Advisory shares and common equity represent two distinct approaches to ownership and compensation within a growing company. Understanding the difference is essential for founders, employees, and investors who want to align expectations and avoid future conflict. While both instruments signify a stake in the business, they function differently in terms of vesting, liquidity, and governance rights.
Defining Advisory Shares
Advisory shares are a form of equity compensation issued to individuals who provide strategic guidance rather than full-time employment. These recipients, often referred to as advisors, play a critical role in helping the company navigate complex markets or connect with key industry players. Unlike standard employees, advisors typically do not work day-to-day within the organization, which is why the compensation structure is designed to reflect that limited, high-impact contribution.
Mechanics and Vesting
The allocation for advisory roles is usually smaller than that for full-time employees, reflecting the scope of work involved. These shares are subject to a vesting schedule, ensuring the advisor remains engaged with the company over time. A standard cliff period—often lasting three to six months—ensures that the advisor is genuinely committed before receiving any permanent ownership. This structure protects the company from granting equity for advice that is never actually rendered.
Defining Equity
Equity, in the context of a private company, generally refers to the shares granted to full-time employees as part of their compensation package. This ownership stake aligns the financial interests of the team with the long-term success of the business. Equity serves as a powerful retention tool, encouraging employees to think and act like owners throughout their tenure.
Vesting and Dilution
Employee equity packages are governed by a vesting schedule, which gradually releases shares over a period, usually four years with a one-year cliff. This timeline encourages longevity and performance. It is crucial to understand the fully diluted shares when evaluating equity offers, as this metric reflects the total ownership pool, including advisory shares and options that are not yet vested. Dilution is a natural part of growth, but being aware of its mechanics helps stakeholders maintain their proportional ownership.
Key Differences in Rights and Obligations
The primary divergence between advisory shares and equity lies in the accompanying rights and responsibilities. Full-time employees often receive additional protections, such as anti-dilution provisions or participation rights in future financing rounds. Advisors, by contrast, usually accept a more passive role, receiving equity primarily for their intellectual contribution and industry access without the same level of operational control.
Tax Implications and Valuation
Tax treatment is a critical factor that differentiates these two instruments.

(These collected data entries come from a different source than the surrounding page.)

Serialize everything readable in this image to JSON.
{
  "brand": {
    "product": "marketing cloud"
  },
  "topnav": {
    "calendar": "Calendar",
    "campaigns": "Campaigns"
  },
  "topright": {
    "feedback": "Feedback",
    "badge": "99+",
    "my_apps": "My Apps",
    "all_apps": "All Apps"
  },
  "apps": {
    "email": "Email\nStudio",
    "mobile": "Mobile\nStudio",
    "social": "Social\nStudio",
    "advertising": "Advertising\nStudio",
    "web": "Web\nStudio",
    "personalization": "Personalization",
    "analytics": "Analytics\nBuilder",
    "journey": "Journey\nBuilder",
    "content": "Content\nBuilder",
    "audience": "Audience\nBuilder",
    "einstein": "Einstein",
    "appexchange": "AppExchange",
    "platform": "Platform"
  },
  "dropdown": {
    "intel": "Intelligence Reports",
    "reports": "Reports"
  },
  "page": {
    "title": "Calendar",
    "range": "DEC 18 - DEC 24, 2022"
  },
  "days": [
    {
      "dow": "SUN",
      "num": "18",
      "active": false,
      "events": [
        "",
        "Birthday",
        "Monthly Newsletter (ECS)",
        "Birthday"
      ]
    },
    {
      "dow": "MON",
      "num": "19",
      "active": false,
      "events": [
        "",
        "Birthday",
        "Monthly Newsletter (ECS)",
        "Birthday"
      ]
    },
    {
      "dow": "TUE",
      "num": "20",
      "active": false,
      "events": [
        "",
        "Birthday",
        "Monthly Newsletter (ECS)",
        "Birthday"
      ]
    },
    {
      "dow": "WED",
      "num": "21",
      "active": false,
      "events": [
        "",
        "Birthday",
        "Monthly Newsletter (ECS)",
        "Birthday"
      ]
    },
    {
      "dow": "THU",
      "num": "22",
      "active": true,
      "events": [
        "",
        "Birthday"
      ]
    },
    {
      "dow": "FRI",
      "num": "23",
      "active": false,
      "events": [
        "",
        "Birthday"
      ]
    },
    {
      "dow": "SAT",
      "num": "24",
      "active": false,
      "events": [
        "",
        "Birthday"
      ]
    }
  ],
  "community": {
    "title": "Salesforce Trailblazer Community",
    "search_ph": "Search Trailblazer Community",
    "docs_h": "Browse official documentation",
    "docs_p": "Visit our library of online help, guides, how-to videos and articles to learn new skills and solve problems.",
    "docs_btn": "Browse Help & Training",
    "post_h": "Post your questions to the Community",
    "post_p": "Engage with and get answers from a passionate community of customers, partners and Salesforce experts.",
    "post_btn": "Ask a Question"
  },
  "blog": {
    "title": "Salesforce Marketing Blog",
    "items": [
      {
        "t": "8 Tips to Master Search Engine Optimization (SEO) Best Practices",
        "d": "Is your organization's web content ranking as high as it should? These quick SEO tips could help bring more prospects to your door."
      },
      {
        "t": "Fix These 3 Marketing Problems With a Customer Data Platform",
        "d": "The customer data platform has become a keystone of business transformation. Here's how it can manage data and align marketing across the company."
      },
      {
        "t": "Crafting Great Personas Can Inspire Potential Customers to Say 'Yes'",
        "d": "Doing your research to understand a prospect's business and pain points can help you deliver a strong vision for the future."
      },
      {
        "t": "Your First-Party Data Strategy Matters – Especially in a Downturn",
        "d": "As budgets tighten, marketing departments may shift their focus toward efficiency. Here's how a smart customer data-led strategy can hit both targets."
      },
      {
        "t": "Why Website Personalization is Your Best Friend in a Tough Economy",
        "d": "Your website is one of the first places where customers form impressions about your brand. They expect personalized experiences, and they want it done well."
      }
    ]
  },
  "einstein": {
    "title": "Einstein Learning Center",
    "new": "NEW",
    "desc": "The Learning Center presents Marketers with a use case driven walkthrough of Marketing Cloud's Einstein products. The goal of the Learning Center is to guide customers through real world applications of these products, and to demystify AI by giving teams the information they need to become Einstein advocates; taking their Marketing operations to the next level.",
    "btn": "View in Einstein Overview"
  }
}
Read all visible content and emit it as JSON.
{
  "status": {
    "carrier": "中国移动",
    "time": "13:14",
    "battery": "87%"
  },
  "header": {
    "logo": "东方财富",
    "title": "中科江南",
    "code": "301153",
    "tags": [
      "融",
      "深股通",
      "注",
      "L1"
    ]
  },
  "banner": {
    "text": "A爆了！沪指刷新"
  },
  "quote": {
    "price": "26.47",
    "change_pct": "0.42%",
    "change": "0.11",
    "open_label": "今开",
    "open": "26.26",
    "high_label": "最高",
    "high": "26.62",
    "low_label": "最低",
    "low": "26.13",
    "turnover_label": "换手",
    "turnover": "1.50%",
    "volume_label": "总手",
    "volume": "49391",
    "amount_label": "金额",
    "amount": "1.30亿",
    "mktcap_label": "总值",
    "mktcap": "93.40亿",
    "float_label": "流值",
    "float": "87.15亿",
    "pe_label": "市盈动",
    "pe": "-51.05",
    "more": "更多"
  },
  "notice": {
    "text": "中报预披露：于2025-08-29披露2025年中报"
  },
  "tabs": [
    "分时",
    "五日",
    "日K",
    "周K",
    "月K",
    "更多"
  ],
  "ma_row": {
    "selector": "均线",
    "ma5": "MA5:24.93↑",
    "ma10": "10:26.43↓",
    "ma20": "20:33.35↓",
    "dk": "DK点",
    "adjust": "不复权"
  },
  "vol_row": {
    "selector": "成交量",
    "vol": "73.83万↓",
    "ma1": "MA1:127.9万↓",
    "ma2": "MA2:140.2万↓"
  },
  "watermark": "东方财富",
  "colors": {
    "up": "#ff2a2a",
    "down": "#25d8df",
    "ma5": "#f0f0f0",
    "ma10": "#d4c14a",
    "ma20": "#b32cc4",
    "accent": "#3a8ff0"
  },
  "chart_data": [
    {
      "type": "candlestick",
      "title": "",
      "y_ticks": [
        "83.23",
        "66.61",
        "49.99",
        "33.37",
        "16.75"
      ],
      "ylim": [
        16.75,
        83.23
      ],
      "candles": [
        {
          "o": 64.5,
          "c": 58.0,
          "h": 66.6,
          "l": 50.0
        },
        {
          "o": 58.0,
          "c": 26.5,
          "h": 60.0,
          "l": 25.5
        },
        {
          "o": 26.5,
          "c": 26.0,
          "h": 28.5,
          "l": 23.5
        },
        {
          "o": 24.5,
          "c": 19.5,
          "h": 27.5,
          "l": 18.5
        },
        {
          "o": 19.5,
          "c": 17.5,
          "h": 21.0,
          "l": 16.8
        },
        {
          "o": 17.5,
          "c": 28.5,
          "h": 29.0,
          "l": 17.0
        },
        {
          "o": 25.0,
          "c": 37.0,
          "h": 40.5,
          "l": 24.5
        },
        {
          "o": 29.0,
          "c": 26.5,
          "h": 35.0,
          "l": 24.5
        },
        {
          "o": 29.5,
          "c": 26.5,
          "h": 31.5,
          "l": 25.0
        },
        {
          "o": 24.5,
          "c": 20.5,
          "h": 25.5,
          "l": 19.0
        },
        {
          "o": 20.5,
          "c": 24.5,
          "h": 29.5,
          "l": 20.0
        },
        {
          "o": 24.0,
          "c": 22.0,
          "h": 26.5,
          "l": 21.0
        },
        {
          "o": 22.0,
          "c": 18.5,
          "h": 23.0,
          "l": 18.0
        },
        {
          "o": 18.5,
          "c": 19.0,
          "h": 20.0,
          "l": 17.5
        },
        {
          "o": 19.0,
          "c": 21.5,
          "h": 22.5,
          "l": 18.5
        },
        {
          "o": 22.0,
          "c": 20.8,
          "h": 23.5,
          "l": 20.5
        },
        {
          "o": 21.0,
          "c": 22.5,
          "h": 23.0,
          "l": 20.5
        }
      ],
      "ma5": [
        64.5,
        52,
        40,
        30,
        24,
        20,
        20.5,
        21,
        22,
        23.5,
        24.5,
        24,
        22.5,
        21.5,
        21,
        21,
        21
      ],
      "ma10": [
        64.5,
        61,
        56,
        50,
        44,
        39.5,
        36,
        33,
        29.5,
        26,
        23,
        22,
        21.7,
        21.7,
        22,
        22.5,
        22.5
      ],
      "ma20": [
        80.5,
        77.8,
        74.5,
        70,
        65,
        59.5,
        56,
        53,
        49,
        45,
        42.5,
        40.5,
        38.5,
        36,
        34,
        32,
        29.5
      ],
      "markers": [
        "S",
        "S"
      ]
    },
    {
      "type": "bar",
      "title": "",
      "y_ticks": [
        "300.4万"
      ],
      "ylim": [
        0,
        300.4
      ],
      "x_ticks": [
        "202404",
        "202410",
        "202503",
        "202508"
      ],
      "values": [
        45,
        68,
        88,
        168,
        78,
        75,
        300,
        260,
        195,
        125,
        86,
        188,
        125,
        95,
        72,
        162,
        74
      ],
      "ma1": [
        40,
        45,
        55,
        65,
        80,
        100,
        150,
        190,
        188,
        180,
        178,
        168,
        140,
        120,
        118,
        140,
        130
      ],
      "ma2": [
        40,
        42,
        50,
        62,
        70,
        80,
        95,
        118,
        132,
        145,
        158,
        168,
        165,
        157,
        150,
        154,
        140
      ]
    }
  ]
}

Advisory shares are often subject to taxation upon grant or vesting, depending on the fair market value at the time of transfer. Employee equity, particularly Incentive Stock Options (ISOs), may qualify for preferential tax treatment under specific jurisdictions, allowing for lower ordinary income tax rates. Understanding the valuation methods used to price the equity is vital for both parties, as it directly impacts the tax liability and the perceived value of the award.